Visualizing Document Length Distribution

  • Before discussing chunking, the speaker visualizes document length distribution by calculating token counts and showing minimum, maximum, and average number of tokens.
  • They note that most documents have around 1.3k tokens.

Chunking Using Line Chain Splitter

  • The speaker explains that they will be using Line Chain Splitter with Recursive Character Text Button to split text into chunks based on a specified chunk size and separators.
  • They note that there is also an overlap between each chunk by 20 tokens.

Text Chunking

In this section, the speaker discusses text chunking and how to avoid missing important information when splitting text into chunks.

Trunk Overlap

  • The speaker explains that when splitting text into chunks, it's important to avoid missing out on important information by just splitting in the middle of two related pieces of information.
  • To avoid this issue, the speaker suggests using a trunk overlap. This means including a portion of the previous chunk in the next chunk to ensure that any important connections between chunks are not missed.
  • The speaker provides an example of how trunk overlap works with four chunks of 400 characters each.

Splitting Text

  • To split text, the speaker uses the split_text function with parameters for trunk size and trunk overlap.
  • Using these parameters and tokenization, the split_text function returns multiple chunks for each page.
  • The length of each chunk is optimized based on specific separators rather than being exactly 400 tokens long.

Creating Unique IDs

  • The final format for each page includes an ID, text content, and source.
  • To create a unique ID for each page and chunk combination, the URL is hashed using hashlib md5.
  • A count of the number of chunks is added to create a unique identifier for each individual chunk.
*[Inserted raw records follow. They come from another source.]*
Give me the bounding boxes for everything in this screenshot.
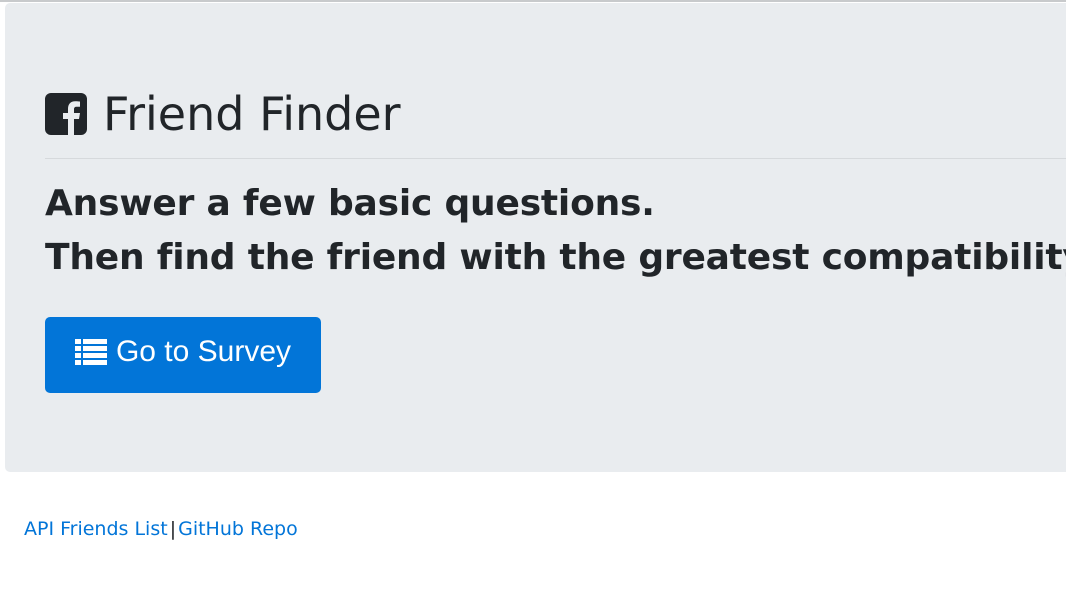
footer-separator: | — [169, 518, 177, 540]
facebook-square-icon — [45, 93, 87, 135]
top-border — [0, 0, 1066, 2]
list-icon — [74, 339, 107, 365]
go-to-survey-label: Go to Survey — [115, 335, 292, 368]
go-to-survey-button[interactable]: Go to Survey — [45, 317, 321, 393]
footer-links: API Friends List | GitHub Repo — [24, 516, 298, 542]
lead-text-line-2: Then find the friend with the greatest c… — [45, 237, 1066, 278]
title-divider — [45, 158, 1066, 159]
api-friends-list-link[interactable]: API Friends List — [24, 518, 168, 540]
page-title: Friend Finder — [103, 87, 401, 141]
github-repo-link[interactable]: GitHub Repo — [178, 518, 298, 540]
lead-text-line-1: Answer a few basic questions. — [45, 183, 655, 224]
page-title-row: Friend Finder — [45, 86, 401, 142]
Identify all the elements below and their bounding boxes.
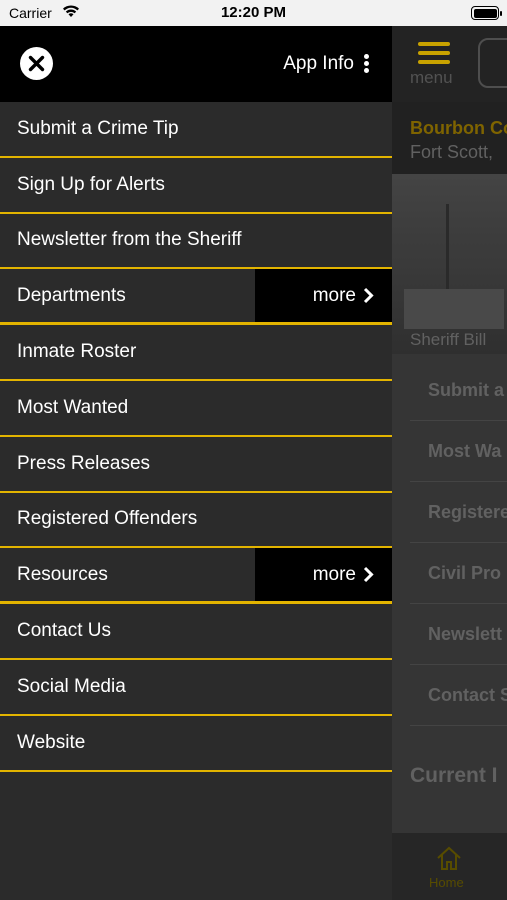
menu-item-label: Inmate Roster — [17, 341, 137, 363]
chevron-right-icon — [363, 567, 374, 583]
menu-item-registered-offenders[interactable]: Registered Offenders — [0, 493, 392, 549]
menu-item-resources[interactable]: Resources more — [0, 548, 392, 605]
menu-item-label: Departments — [17, 284, 126, 306]
side-drawer: App Info Submit a Crime Tip Sign Up for … — [0, 26, 392, 900]
menu-item-label: Social Media — [17, 675, 126, 697]
status-time: 12:20 PM — [220, 4, 287, 21]
resources-more-button[interactable]: more — [255, 548, 392, 602]
departments-more-button[interactable]: more — [255, 269, 392, 323]
more-label: more — [312, 563, 356, 585]
menu-item-press-releases[interactable]: Press Releases — [0, 437, 392, 493]
status-bar: Carrier 12:20 PM — [0, 0, 507, 26]
menu-item-departments[interactable]: Departments more — [0, 269, 392, 326]
dim-overlay[interactable] — [392, 26, 507, 900]
chevron-right-icon — [363, 288, 374, 304]
close-button[interactable] — [20, 47, 53, 80]
menu-item-label: Press Releases — [17, 452, 151, 474]
menu-item-website[interactable]: Website — [0, 716, 392, 772]
close-icon — [28, 55, 45, 72]
more-label: more — [312, 284, 356, 306]
menu-item-submit-crime-tip[interactable]: Submit a Crime Tip — [0, 102, 392, 158]
app-info-button[interactable]: App Info — [283, 52, 370, 75]
drawer-header: App Info — [0, 26, 392, 102]
menu-item-label: Submit a Crime Tip — [17, 117, 179, 139]
menu-item-most-wanted[interactable]: Most Wanted — [0, 381, 392, 437]
menu-item-contact-us[interactable]: Contact Us — [0, 604, 392, 660]
menu-item-newsletter[interactable]: Newsletter from the Sheriff — [0, 214, 392, 270]
drawer-menu: Submit a Crime Tip Sign Up for Alerts Ne… — [0, 102, 392, 772]
app-info-label: App Info — [283, 52, 354, 74]
more-vertical-icon — [364, 52, 370, 75]
menu-item-label: Most Wanted — [17, 396, 129, 418]
menu-item-sign-up-alerts[interactable]: Sign Up for Alerts — [0, 158, 392, 214]
background-app: menu Bourbon Co Fort Scott, Sheriff Bill… — [392, 26, 507, 900]
menu-item-label: Sign Up for Alerts — [17, 173, 165, 195]
battery-icon — [471, 6, 502, 20]
menu-item-label: Contact Us — [17, 620, 111, 642]
menu-item-inmate-roster[interactable]: Inmate Roster — [0, 325, 392, 381]
menu-item-social-media[interactable]: Social Media — [0, 660, 392, 716]
menu-item-label: Website — [17, 731, 86, 753]
menu-item-label: Newsletter from the Sheriff — [17, 229, 242, 251]
menu-item-label: Resources — [17, 563, 108, 585]
menu-item-label: Registered Offenders — [17, 508, 198, 530]
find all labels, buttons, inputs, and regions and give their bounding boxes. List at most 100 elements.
Chunking Text for Large Language Models

In this section, the speaker explains how to chunk text and process it for large language models. They also show how to store data on Hugging Face datasets.

Creating a Json Lines File

  • To repeat the same logic across the entire dataset, take out the URL, create a unique ID, split the text into chunks using a text splitter, and append them all to a documents list.
  • Save the documents as a Json lines file.
  • Load the Json lines file iteratively.

Storing Data on Hugging Face Datasets

  • Go to huggingface.co and sign up or log in.
  • Create a new dataset by giving it a name and choosing whether to make it private or public.
  • Upload your Json lines file by dragging it into the files section of your dataset page.
  • Install data set library for hugging face datasets.
  • Load your data set with load_dataset().
  • Extract information from your data set.

Conclusion

The speaker emphasizes that chunking text and processing it for large language models is an important part of natural language processing that is often overlooked. They recommend storing data on Hugging Face datasets because it makes sharing and accessing data easier.